What it cost, what it saved
Four weeks of work. Two engineers full time, one DevOps half time. The vendor bill for May 2026, the first full month on the new stack:
- Hetzner GPU server, 3x H100 (drops to 2x in July): 4,335 euros
- Qdrant node: 189 euros
- OpenAI fallback plus golden-set evals: 214 euros
- Total: 4,738 euros
Against 11,400 in March, the run-rate saving is roughly 6,600 euros a month, or about 80k annualized. The migration itself cost around 38k in engineering time, so payback was about six months. Not a headline number. A defensible one.
The thing nobody put on the spreadsheet: the team now knows exactly where their tokens go and what their retrieval looks like. When the next pricing email lands, they can read it without flinching.
What we would do differently
One thing. We would build the golden-set eval suite in week zero, before touching the migration. We built ours in week one alongside the OTel instrumentation, which was late enough that the first three days of shadow data were not directly comparable. If you take one thing from this post, take that.
When we built the document agent for that Rotterdam team, the inference cutover was the part everyone feared and the easy half. The traps were on either side: embedding-dim mismatches that silently halved recall, and prefix caching that lit the GPU on fire when production traffic looked nothing like the benchmark. If you are weighing a similar migration of your own AI agents, the four weeks above is the honest version, not the slide-deck one.
The smallest thing you could do today: pull last month's OpenAI bill and split it by metadata.user. If you do not have metadata.user set on every Assistants run, that is your week-zero job.
Key takeaway
The hard part of leaving the Assistants API is not the inference move. It is the embedding-model swap and the KV-cache math nobody warns you about.
FAQ
Why vLLM and not Ollama or TGI?
vLLM gave us OpenAI-compatible chat completions, mature paged-attention scheduling, and tensor parallelism on multi-GPU. Ollama is great for a laptop. TGI was fine but slower at our concurrency target.
Can you run this on smaller models?
Yes. We tried Qwen2.5-32B first.

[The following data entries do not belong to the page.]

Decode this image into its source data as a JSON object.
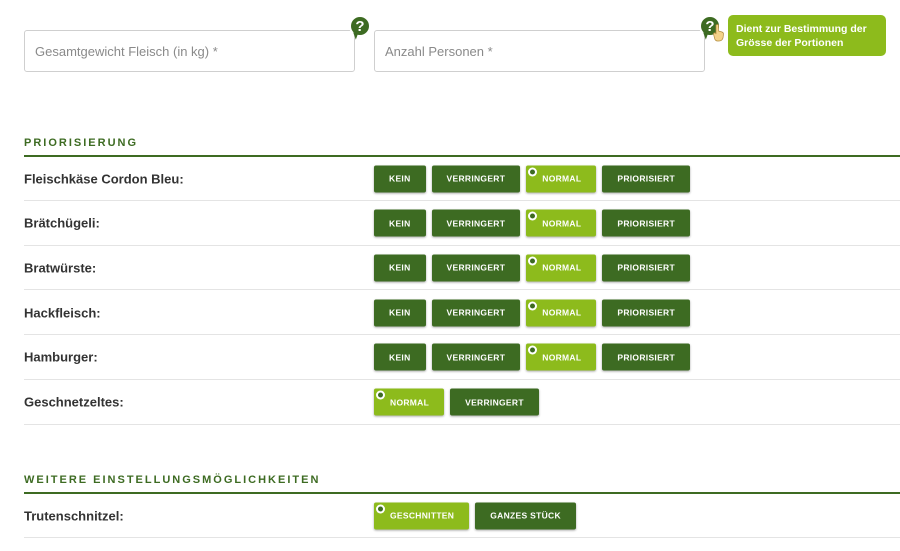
{
  "inputs": {
    "weight_placeholder": "Gesamtgewicht Fleisch (in kg) *",
    "persons_placeholder": "Anzahl Personen *"
  },
  "help": {
    "icon": "?",
    "tooltip": "Dient zur Bestimmung der Grösse der Portionen"
  },
  "sections": {
    "priorisierung": "PRIORISIERUNG",
    "weitere": "WEITERE EINSTELLUNGSMÖGLICHKEITEN"
  },
  "rows": [
    {
      "label": "Fleischkäse Cordon Bleu:",
      "options": [
        "KEIN",
        "VERRINGERT",
        "NORMAL",
        "PRIORISIERT"
      ],
      "selected": "NORMAL"
    },
    {
      "label": "Brätchügeli:",
      "options": [
        "KEIN",
        "VERRINGERT",
        "NORMAL",
        "PRIORISIERT"
      ],
      "selected": "NORMAL"
    },
    {
      "label": "Bratwürste:",
      "options": [
        "KEIN",
        "VERRINGERT",
        "NORMAL",
        "PRIORISIERT"
      ],
      "selected": "NORMAL"
    },
    {
      "label": "Hackfleisch:",
      "options": [
        "KEIN",
        "VERRINGERT",
        "NORMAL",
        "PRIORISIERT"
      ],
      "selected": "NORMAL"
    },
    {
      "label": "Hamburger:",
      "options": [
        "KEIN",
        "VERRINGERT",
        "NORMAL",
        "PRIORISIERT"
      ],
      "selected": "NORMAL"
    },
    {
      "label": "Geschnetzeltes:",
      "options": [
        "NORMAL",
        "VERRINGERT"
      ],
      "selected": "NORMAL"
    }
  ],
  "extra_rows": [
    {
      "label": "Trutenschnitzel:",
      "options": [
        "GESCHNITTEN",
        "GANZES STÜCK"
      ],
      "selected": "GESCHNITTEN"
    }
  ],
  "colors": {
    "primary": "#3d6b22",
    "accent": "#8dbb1c"
  }
}
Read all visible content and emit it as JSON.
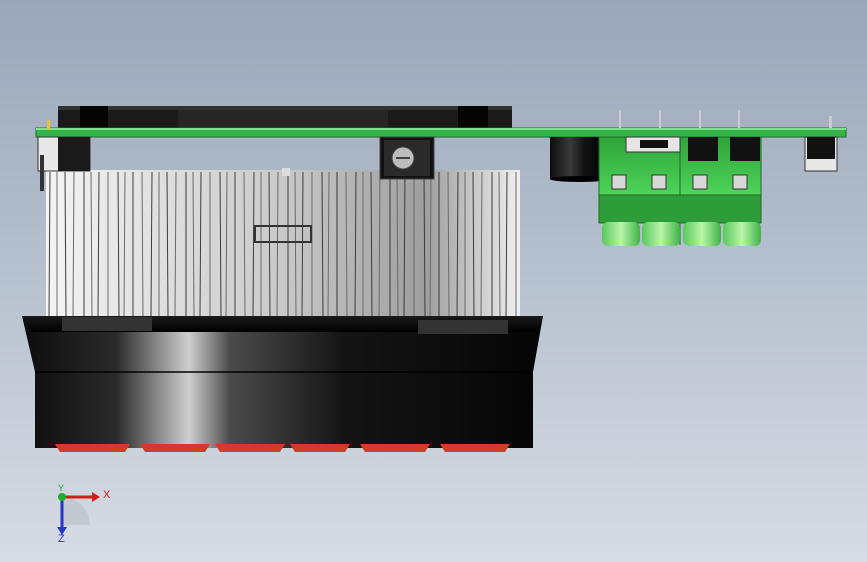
{
  "viewport": {
    "background_top": "#9aa7b9",
    "background_bottom": "#d7dce4"
  },
  "model": {
    "pcb_color": "#33b04a",
    "heatsink_color": "#e8e8e8",
    "fan_color": "#111111",
    "fan_blade_color": "#d23a2a",
    "connector_color": "#3ec24a"
  },
  "triad": {
    "x_label": "X",
    "y_label": "Y",
    "z_label": "Z",
    "x_color": "#d51a1a",
    "y_color": "#1fae2a",
    "z_color": "#2436c8"
  }
}
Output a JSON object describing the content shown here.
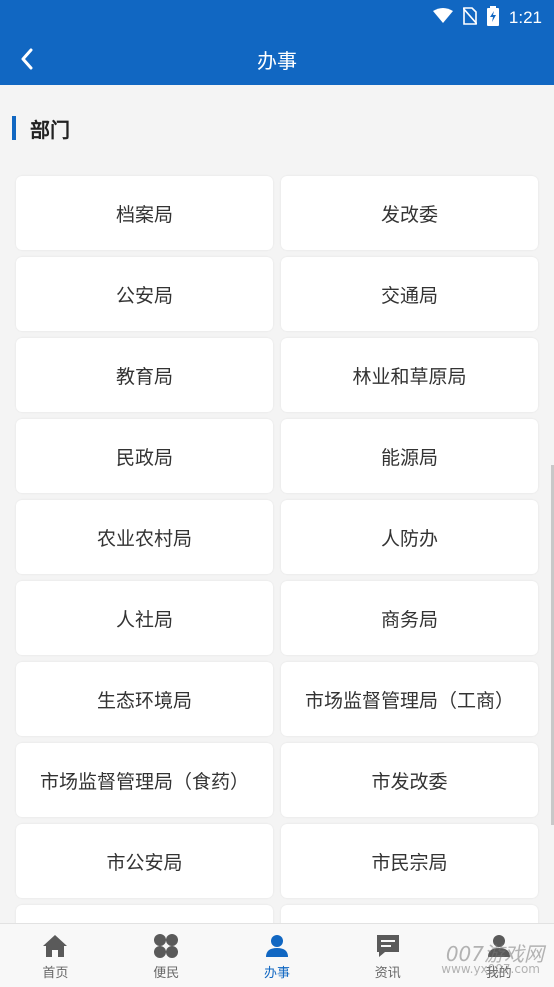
{
  "status_bar": {
    "time": "1:21"
  },
  "app_bar": {
    "title": "办事"
  },
  "section": {
    "title": "部门"
  },
  "departments": [
    "档案局",
    "发改委",
    "公安局",
    "交通局",
    "教育局",
    "林业和草原局",
    "民政局",
    "能源局",
    "农业农村局",
    "人防办",
    "人社局",
    "商务局",
    "生态环境局",
    "市场监督管理局（工商）",
    "市场监督管理局（食药）",
    "市发改委",
    "市公安局",
    "市民宗局"
  ],
  "bottom_nav": [
    {
      "label": "首页",
      "icon": "home-icon"
    },
    {
      "label": "便民",
      "icon": "grid-icon"
    },
    {
      "label": "办事",
      "icon": "person-icon",
      "active": true
    },
    {
      "label": "资讯",
      "icon": "message-icon"
    },
    {
      "label": "我的",
      "icon": "user-icon"
    }
  ],
  "watermark": {
    "text": "007游戏网",
    "sub": "www.yx007.com"
  },
  "colors": {
    "primary": "#1167c2",
    "background": "#f4f4f4"
  }
}
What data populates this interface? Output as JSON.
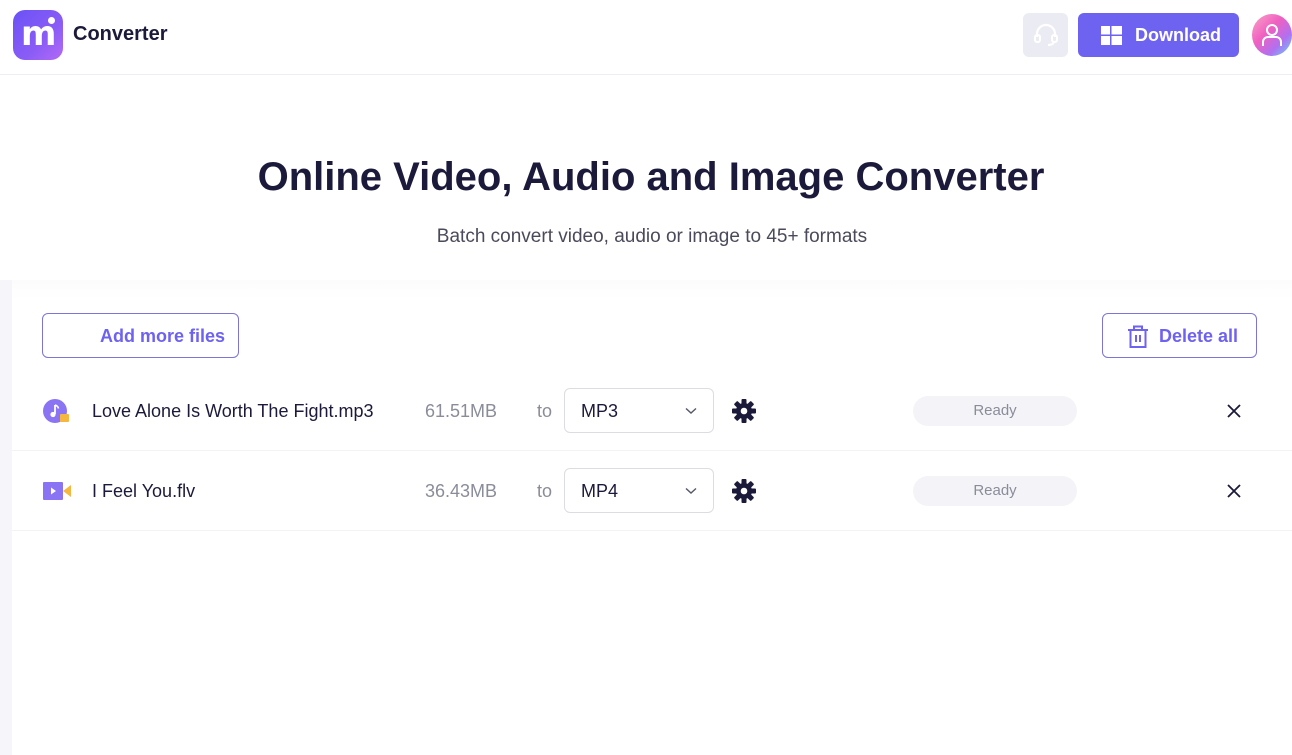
{
  "header": {
    "app_name": "Converter",
    "logo_letter": "m",
    "download_label": "Download",
    "support_icon": "headset-icon",
    "download_icon": "windows-icon",
    "avatar_icon": "user-icon"
  },
  "hero": {
    "title": "Online Video, Audio and Image Converter",
    "subtitle": "Batch convert video, audio or image to 45+ formats"
  },
  "toolbar": {
    "add_label": "Add more files",
    "delete_label": "Delete all",
    "delete_icon": "trash-icon"
  },
  "files": [
    {
      "name": "Love Alone Is Worth The Fight.mp3",
      "type_icon": "audio-file-icon",
      "size": "61.51MB",
      "to_label": "to",
      "format": "MP3",
      "status": "Ready"
    },
    {
      "name": "I Feel You.flv",
      "type_icon": "video-file-icon",
      "size": "36.43MB",
      "to_label": "to",
      "format": "MP4",
      "status": "Ready"
    }
  ],
  "colors": {
    "accent": "#6e62f0",
    "text_dark": "#1c1a3a",
    "text_muted": "#8a8d99",
    "file_icon_purple": "#8b74f3",
    "file_icon_orange": "#f5b73f"
  }
}
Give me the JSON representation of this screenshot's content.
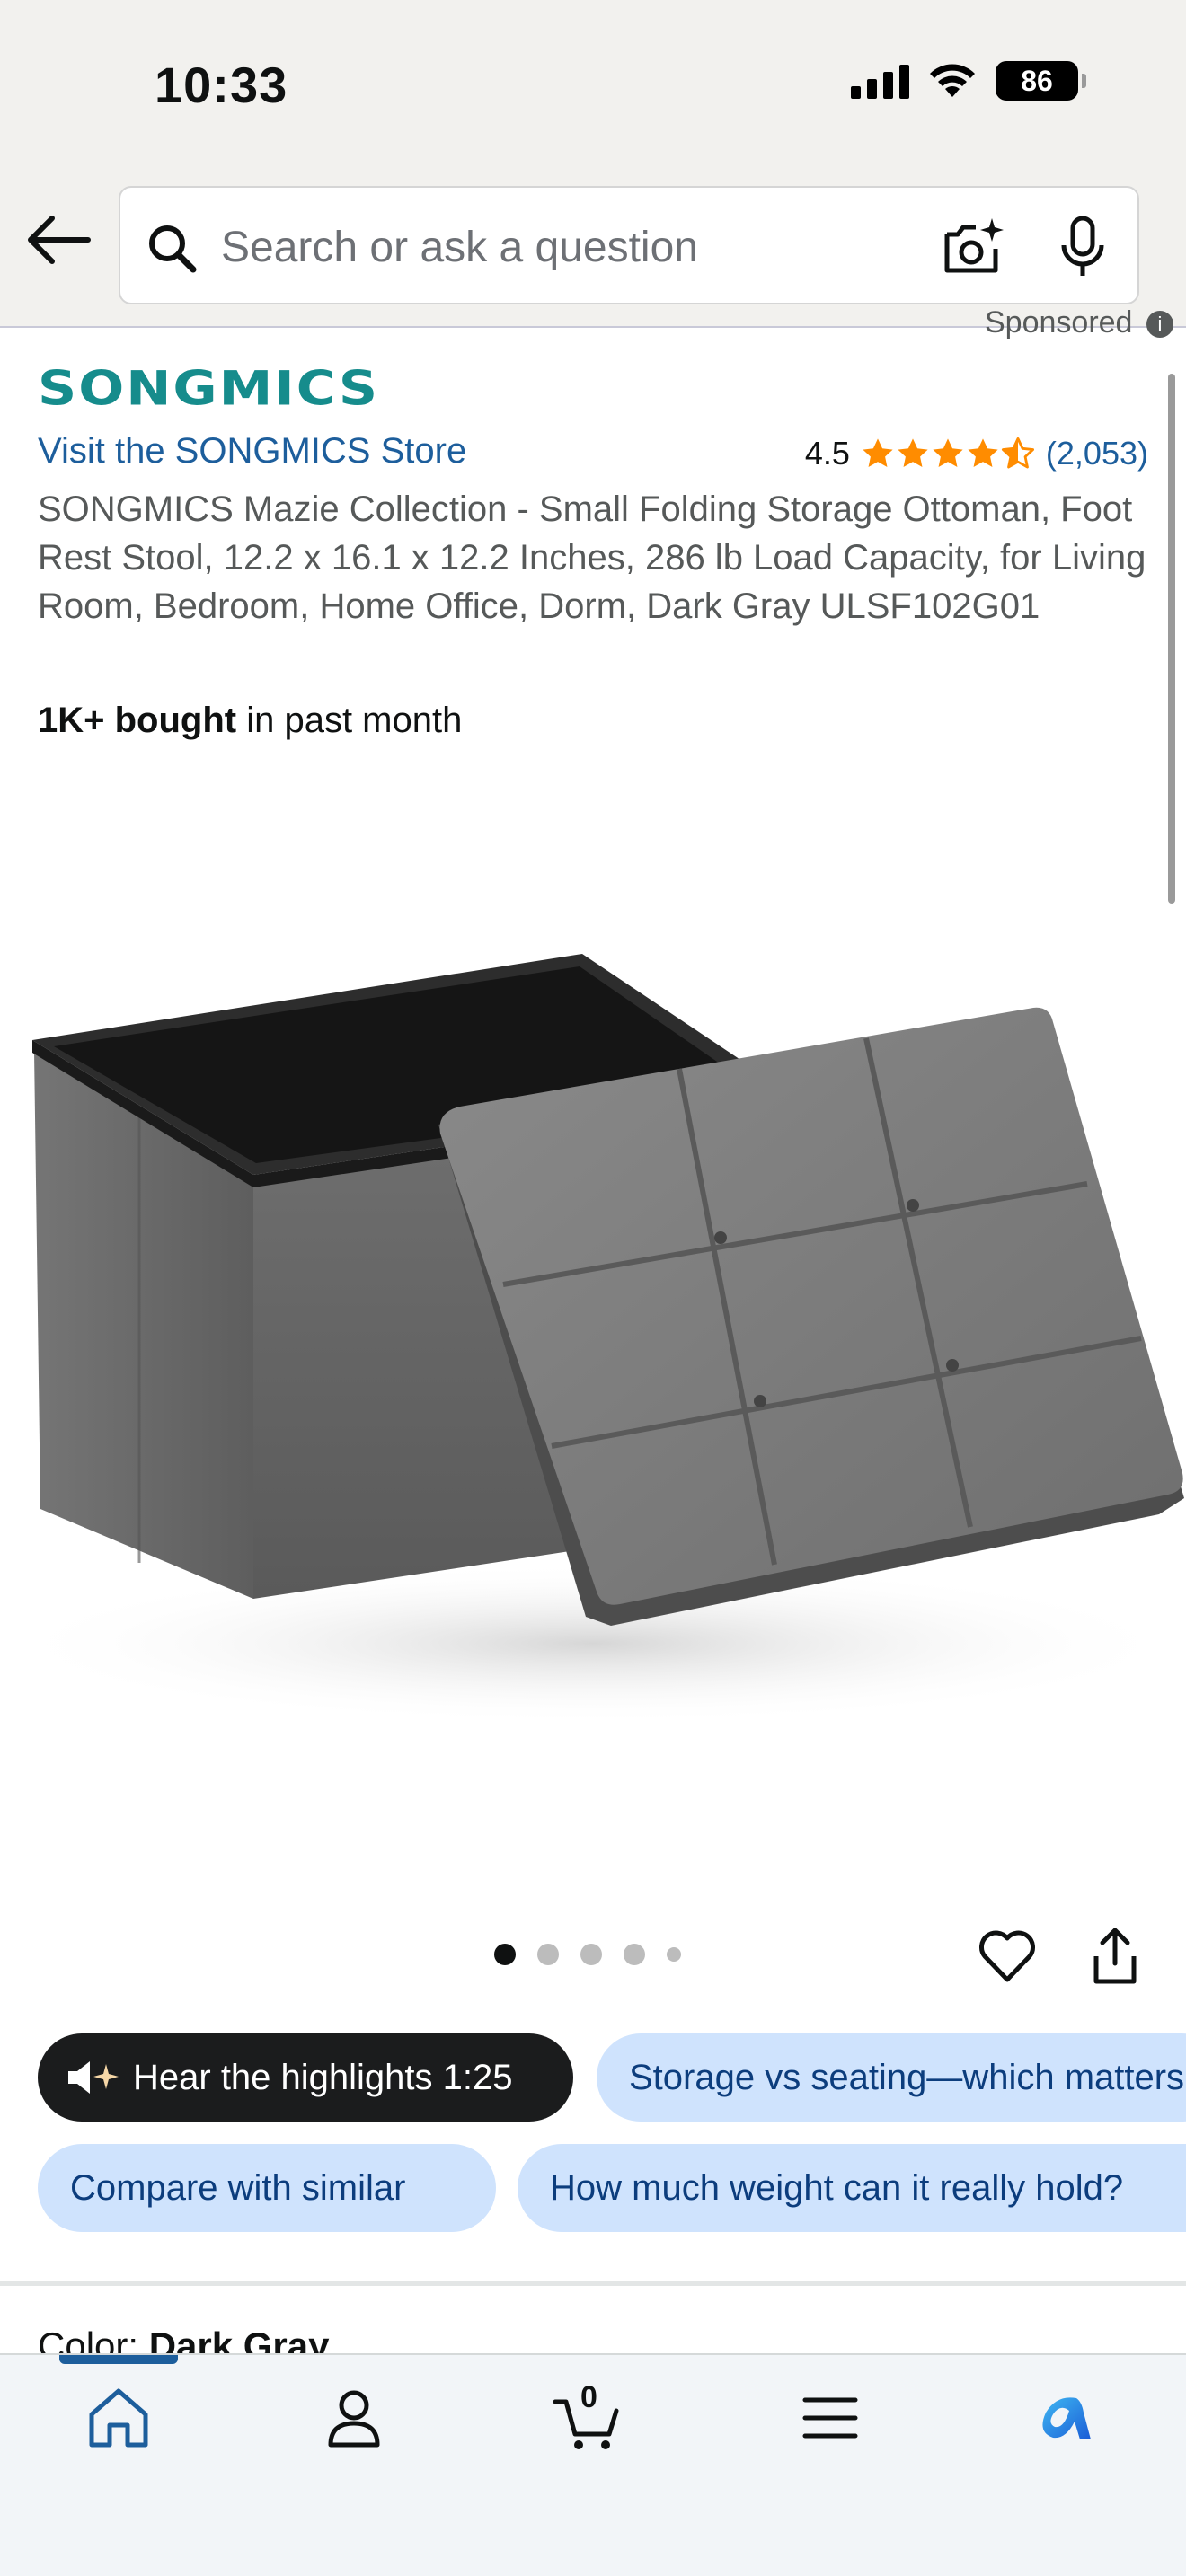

It cost 40% less to serve and was 6 points behind on our golden set. For structured extraction over messy PDFs, those points mattered. Test against your own evals.
What if you cannot afford rented H100s?
Drop to a single L40S and a 14B-class model. You give up some accuracy and concurrency but the math still beats hosted at moderate volumes. Below ~5k runs per month, stay on the hosted API.
Does the Assistants API even still exist?
Yes, but OpenAI announced its sunset in favor of the Responses API. If you are starting a new project on Assistants in 2026, you are building on a deprecated surface. Plan accordingly.